L'image de l'éducation musicale est fortement marquée par l'utilisation collective de la flûte à bec dans les cours.
Cet "instrument scolaire", présent dans une majorité d'établissements, n'est pas toujours perçu de façon très positive et son usage collectif est parfois fortement déconsidéré aux yeux des spécialistes de la flûte. Les professeurs d'éducation musicale peuvent se sentir démunis pour mener convenablement une pratique collective d'autant plus délicate que le comportement des élèves et leurs représentations musicales ne semblent pas la favoriser.
Si bien que les responsables de l'éducation musicale se demandent si, finalement, l'usage de la flûte à bec en classe ne serait pas davantage un handicap qu'une aide.
Avant de remettre en cause des pratiques familières à une majorité de professeurs, il nous semble utile d'apporter quelques éléments de réflexion sur cette question fondamentale.

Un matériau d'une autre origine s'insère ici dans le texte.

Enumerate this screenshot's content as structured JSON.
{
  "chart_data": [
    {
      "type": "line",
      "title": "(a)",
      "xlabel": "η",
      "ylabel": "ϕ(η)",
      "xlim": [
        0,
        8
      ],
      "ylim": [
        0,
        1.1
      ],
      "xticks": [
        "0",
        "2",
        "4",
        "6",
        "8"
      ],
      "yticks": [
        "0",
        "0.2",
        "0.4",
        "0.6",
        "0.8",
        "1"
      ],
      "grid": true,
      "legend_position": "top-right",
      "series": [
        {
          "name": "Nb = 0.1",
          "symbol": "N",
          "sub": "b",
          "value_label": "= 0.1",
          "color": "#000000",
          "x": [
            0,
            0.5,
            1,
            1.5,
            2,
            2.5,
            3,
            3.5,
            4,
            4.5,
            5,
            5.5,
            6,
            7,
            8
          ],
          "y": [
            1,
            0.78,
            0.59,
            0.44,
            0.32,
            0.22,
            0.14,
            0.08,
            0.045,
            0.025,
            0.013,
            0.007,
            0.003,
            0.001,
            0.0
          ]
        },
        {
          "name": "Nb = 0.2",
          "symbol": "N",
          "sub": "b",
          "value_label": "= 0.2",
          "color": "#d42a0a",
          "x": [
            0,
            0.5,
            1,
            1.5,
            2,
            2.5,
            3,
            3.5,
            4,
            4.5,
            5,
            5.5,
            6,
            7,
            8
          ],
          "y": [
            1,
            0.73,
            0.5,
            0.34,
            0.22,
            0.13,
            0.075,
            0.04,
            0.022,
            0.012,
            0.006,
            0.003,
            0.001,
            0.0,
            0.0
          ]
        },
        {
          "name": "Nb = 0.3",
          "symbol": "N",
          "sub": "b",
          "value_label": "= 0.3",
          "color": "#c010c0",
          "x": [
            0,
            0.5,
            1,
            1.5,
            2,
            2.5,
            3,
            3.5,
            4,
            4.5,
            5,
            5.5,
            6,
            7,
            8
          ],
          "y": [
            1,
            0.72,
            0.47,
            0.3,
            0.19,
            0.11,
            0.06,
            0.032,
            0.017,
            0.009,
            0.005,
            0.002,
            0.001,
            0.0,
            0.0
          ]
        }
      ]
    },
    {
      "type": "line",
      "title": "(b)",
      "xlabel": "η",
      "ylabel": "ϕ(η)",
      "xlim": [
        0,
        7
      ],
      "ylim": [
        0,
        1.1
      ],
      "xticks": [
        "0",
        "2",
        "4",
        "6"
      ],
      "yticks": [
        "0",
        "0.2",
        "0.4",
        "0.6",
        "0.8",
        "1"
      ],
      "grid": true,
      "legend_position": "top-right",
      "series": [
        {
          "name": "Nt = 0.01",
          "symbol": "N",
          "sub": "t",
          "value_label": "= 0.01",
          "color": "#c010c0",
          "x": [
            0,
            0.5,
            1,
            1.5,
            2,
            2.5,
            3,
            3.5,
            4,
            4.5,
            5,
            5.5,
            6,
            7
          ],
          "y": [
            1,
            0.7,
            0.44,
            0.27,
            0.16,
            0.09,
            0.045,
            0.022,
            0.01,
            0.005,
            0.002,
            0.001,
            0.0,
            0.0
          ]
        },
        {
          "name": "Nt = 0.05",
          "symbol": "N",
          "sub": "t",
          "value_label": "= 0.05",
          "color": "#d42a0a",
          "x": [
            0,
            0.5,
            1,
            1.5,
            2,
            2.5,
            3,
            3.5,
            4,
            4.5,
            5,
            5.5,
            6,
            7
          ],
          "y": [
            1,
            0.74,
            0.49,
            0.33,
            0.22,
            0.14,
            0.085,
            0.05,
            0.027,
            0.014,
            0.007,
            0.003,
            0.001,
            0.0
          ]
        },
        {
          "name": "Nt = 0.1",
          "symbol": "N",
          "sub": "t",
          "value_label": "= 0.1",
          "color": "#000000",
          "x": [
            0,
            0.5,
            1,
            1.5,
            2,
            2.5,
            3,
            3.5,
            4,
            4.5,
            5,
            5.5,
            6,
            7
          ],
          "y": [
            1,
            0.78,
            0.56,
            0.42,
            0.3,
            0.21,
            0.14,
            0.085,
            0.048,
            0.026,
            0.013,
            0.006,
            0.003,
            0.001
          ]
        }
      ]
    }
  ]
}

L'observation permet d'établir précisément que parmi ceux qui utilisent la flûte :
- de nombreux professeurs réussissent à conduire un enseignement musical et gratifiant pour les élèves en utilisant la flûte à bec jusque dans les classes de troisième.
Les ensembles instrumentaux témoignent de l'intérêt des élèves et de leur adhésion à un instrument jugé, parfois un peu trop vite, obsolète.
Ces bons professeurs ne limitent pas leurs pratiques pédagogiques à la flûte et maîtrisent l'ensemble de leur enseignement.
Ils savent notamment conduire et corriger la pratique collective de leurs classes, aussi bien vocalement qu'instrumentalement.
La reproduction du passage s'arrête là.